Woher? Musste mal zählen   ::

----------


## erklaerbaer

Nun, ich denke, derartige Veranstaltungen werden irgendwo offiziell angemeldet und die interessiert sich schon für die (erwartete) Teilnehmerzahl. 

Aber ich habe mich mal auf der Homepage der Veranstalters unter http://www.amazing-thailand-bad-homburg.de umgeschaut und außer den Standgebühren für Aussteller nix derartiges gefunden. Und wer so ab ca. 500 Euronen aufwärts für nen Stand bezahlt, der dürfte/sollte sich eigentlich auch für die Besucherzahl interessieren.

----------


## Enrico

So, da die Damen nun unbedingt wollen, werden wir dieses Jahr wieder fahren. Samstag hin, Sonntag zurück. Wie schon im anderen Thread geschrieben, würde ich mich freuen wenn das mit Schienes Garten klappt. Also Samstag bisschen Thaifest, Samstag Abend paar Brausen bei Schiene, Sonntag Mittag dann gemütlich wieder heim.

----------


## schiene

Ichkann erst die nächsten tage genau sagen obs mit Garten klappt da ich noch nicht genau sagen kann ob ich arbeiten muß.

----------


## Enrico

Das ist nicht so schlimm, das Bier kannste ja auch parr Tage eher hinstellen   ::

----------


## schiene

mach ich doch natürlich für euch  ::

----------


## schiene

Habe am 24.und 25.7.2010 frei.
Mit Garten geht in Ordnung!!
Wer nen Zimmer in FFM braucht kann mir bescheit sagen,ich würde es für euch buchen.

----------


## Enrico

Prima, ich nehme wieder eins wie gehabt   ::

----------


## Enrico

So, wie so eben mit Schiene besprochen, machen wir ein Lockeres Siamonline Treffen draus. Also nach Bad Homburg geht es ab in Garten zu Schiene. Wer kann bringt was zu essen mit, aber ansich haben die Damen hier aus Thüringen schon genug Essen im Gepäck. Ich kauf noch parr Bratwürste und Brätel, Schiene besorgt die Getränke, die dann je angefangen Liter zu bezahlen sind, wie immer halt.
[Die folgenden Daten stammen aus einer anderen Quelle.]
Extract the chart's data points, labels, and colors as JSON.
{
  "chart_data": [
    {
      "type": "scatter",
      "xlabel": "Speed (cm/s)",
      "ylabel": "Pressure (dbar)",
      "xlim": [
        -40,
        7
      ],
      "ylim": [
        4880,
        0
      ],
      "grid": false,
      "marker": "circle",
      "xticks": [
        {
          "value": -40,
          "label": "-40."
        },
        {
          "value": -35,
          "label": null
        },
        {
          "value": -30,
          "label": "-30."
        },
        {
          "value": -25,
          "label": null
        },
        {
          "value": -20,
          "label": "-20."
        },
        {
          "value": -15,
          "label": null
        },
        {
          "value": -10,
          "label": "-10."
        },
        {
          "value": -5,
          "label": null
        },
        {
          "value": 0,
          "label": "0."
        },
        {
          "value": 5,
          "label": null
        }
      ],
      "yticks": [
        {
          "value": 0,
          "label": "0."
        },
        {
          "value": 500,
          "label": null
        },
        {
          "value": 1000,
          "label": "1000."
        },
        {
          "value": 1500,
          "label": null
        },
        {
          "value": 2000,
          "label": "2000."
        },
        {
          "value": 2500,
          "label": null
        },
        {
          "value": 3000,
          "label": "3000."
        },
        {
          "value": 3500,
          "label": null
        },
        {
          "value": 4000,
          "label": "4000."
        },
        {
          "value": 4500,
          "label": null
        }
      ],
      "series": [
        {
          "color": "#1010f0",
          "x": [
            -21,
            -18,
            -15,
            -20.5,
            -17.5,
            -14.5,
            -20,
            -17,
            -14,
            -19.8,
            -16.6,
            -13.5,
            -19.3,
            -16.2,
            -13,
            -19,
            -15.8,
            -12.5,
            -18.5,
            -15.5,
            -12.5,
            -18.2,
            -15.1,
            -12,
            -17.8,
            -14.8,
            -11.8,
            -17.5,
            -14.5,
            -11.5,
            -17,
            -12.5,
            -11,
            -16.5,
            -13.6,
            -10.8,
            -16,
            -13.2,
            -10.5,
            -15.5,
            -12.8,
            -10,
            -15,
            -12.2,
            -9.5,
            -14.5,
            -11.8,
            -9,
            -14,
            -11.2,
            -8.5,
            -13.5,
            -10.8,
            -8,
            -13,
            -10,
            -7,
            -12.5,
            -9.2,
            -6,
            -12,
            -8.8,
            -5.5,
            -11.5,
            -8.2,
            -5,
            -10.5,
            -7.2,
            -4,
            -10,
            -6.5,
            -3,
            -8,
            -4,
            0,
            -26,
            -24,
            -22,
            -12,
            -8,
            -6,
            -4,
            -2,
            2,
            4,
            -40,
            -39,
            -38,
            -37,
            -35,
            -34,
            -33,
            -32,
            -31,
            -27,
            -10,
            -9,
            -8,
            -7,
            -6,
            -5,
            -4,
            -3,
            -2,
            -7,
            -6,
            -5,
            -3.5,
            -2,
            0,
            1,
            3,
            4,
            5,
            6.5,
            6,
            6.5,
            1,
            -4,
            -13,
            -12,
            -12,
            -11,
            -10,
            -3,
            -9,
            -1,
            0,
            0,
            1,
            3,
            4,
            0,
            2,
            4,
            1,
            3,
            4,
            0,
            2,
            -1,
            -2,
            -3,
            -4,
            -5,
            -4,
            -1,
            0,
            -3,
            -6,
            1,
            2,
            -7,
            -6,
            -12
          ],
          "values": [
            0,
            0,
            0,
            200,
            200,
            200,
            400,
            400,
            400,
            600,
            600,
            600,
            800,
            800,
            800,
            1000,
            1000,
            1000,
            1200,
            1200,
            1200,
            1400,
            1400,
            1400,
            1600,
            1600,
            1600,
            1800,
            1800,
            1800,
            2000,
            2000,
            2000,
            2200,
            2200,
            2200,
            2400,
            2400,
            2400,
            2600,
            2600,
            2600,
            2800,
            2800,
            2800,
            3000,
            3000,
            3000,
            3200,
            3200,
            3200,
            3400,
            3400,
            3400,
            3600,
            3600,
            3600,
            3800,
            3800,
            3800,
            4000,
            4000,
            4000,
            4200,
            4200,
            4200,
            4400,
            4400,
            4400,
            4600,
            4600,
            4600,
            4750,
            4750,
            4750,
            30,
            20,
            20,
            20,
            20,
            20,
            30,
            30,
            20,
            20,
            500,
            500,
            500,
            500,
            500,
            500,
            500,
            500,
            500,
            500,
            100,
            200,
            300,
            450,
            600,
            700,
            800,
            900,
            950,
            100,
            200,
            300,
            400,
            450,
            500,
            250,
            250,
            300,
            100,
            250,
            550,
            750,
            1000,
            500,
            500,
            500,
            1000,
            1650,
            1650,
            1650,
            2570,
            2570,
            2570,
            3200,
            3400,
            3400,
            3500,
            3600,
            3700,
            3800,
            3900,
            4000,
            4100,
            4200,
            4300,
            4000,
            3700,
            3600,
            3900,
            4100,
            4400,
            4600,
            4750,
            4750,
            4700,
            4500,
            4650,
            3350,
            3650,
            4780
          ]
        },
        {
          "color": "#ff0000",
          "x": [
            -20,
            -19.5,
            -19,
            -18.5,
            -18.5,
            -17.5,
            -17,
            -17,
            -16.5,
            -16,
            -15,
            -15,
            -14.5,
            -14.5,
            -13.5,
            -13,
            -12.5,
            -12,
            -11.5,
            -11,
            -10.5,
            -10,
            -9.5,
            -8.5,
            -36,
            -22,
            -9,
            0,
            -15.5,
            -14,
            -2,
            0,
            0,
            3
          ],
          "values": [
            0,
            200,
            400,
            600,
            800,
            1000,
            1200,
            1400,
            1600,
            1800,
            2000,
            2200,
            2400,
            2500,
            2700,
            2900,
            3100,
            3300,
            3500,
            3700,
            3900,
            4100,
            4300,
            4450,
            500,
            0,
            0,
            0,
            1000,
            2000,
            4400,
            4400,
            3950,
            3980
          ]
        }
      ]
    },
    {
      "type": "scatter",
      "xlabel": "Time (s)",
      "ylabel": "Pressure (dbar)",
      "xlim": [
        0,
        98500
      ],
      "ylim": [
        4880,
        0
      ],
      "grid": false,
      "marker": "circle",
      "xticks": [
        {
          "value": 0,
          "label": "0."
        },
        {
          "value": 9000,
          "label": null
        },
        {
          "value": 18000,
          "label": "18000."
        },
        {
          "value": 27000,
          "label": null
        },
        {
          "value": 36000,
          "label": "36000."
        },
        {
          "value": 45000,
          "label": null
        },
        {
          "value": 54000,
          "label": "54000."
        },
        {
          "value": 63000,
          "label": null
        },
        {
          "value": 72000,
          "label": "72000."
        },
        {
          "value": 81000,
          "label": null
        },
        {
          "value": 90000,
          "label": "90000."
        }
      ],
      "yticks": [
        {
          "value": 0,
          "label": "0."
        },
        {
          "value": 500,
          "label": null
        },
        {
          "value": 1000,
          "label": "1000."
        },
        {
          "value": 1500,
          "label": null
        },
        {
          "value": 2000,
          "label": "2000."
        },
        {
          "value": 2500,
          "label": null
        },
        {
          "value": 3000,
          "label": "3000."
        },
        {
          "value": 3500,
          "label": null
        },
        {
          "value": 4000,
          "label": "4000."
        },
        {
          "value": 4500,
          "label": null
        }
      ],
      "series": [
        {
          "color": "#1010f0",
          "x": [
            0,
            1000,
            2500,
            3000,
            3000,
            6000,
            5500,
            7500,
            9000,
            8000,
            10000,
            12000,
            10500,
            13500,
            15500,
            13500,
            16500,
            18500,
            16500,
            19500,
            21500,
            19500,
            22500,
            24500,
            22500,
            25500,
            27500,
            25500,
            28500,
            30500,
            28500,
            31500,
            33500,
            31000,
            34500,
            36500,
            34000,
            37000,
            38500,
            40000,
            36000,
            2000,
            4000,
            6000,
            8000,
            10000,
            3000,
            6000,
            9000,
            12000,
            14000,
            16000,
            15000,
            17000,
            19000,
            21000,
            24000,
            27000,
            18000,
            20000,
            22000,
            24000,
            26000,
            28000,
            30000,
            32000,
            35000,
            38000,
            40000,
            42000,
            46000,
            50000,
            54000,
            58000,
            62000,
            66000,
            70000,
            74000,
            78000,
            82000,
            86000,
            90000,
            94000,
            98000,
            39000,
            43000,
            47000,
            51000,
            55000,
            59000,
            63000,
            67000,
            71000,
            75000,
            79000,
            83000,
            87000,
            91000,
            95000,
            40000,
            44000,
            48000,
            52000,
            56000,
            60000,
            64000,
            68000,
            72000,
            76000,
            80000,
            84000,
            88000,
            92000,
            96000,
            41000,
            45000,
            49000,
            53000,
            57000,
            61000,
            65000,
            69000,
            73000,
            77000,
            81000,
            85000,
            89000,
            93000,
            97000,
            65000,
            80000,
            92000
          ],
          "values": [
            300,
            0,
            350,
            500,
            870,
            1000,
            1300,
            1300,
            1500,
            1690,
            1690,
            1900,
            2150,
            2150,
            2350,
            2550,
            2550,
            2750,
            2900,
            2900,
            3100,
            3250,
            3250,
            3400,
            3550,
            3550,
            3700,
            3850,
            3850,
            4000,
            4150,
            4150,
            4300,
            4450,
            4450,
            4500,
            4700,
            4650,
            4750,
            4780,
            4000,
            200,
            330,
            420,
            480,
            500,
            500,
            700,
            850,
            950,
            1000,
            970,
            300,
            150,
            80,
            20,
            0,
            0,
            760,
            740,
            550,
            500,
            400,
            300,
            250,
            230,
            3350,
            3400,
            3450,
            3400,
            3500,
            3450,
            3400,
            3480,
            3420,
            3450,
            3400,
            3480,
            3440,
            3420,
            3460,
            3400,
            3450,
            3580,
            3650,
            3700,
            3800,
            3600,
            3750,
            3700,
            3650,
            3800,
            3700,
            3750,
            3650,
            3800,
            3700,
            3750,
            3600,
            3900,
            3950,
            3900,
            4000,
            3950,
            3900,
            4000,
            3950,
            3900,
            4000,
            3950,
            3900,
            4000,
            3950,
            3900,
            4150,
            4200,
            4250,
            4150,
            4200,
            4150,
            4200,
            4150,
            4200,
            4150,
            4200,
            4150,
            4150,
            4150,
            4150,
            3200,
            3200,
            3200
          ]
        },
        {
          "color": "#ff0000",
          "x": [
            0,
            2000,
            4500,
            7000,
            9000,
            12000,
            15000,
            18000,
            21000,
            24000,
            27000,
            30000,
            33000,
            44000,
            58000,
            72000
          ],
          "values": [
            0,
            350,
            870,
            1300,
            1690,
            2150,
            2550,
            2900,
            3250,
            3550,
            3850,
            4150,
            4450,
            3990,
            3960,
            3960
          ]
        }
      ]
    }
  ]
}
Also wer noch so kommen will, wie Lage zum Beispiel, jeder ist willkommen. 

 ::

----------


## schiene

gibts schon Leute die wissen das sie kommen???

----------


## Robert

Samstags Amazing Thailand zu 75%  ja, abends Garten zu 95% nein

----------


## schiene

wir sind ca.13:30 da  ::

----------


## Robert

Ich muß erst mal nach meiner Mutter sehen, erst mal ist alles offen...

----------


## Greenhorn

Sorry,
wuerde schon gerne teilnehmen, aber mit D wird das die naechste Zeit nichts, bei mir!
Solltet ihr mal ein Treffen in "*Bad* Ranong" einplanen, bin ich natuerlich dabei, und werde auch den groessten Teil der Organisation uebernehmen. Einfache, bis sehr einfache Schlafmoeglichkeiten (kostenlos) kann ich dort auch anbieten.
Bis dahin, wuensche ich euch eine schoene Zeit und immer wieder ein schoenes Fest! 
 ::   ::

----------


## schiene

Wetter hat prima mitgespielt und wie jedes Jahr war das Fest gut besucht.Anschliesend sind wir noch bei mir in den Garten und Enrico hat leckere Bratwürste und eingelegtes Fleisch mitgebracht.Nur beim Bier muß ne Flasche schlecht gewesen sein daich heute mächtiges aua im Kopf habe  ::   ::

----------


## Enrico

Dieses Jahr war das erste mal das auch das Wetter mal ok war, nicht prahle Sonne wie sonst. Da hätte man es auch bis 22 Uhr aushalten können. Leider war Robert nicht da, Stephan von Thai-Asien-Reisen konnte ich nur sehen, seine Mitarbeiterin lies mich nicht durch zu ihn  ::  

Nee, der war nur mit Leuten am Quatschen, da wollt ich nicht stören. Dutlek wollt ich noch treffen, aber ich hab ihn leider nicht gesehen. Günny genauso, ich wusste er ist am Platz, aber wir haben uns nicht gefunden   ::  

Exmember die ankündigten zu "kommen", für die ich extra das rosa T-Shirt trug um mich zu "treffen" und ich eine Brille aufsetzte, kamen auch nicht  ::  

Ok, nächstes Jahr   ::

----------


## Greenhorn

> .....Nur beim Bier muß ne Flasche schlecht gewesen sein daich heute mächtiges aua im Kopf habe


In solchen "dringenden" Faellen (  ::   :: )  kann man schon mal eine Alka-S.... (Acetylsalicylsäure) nehmen. 
 ::

----------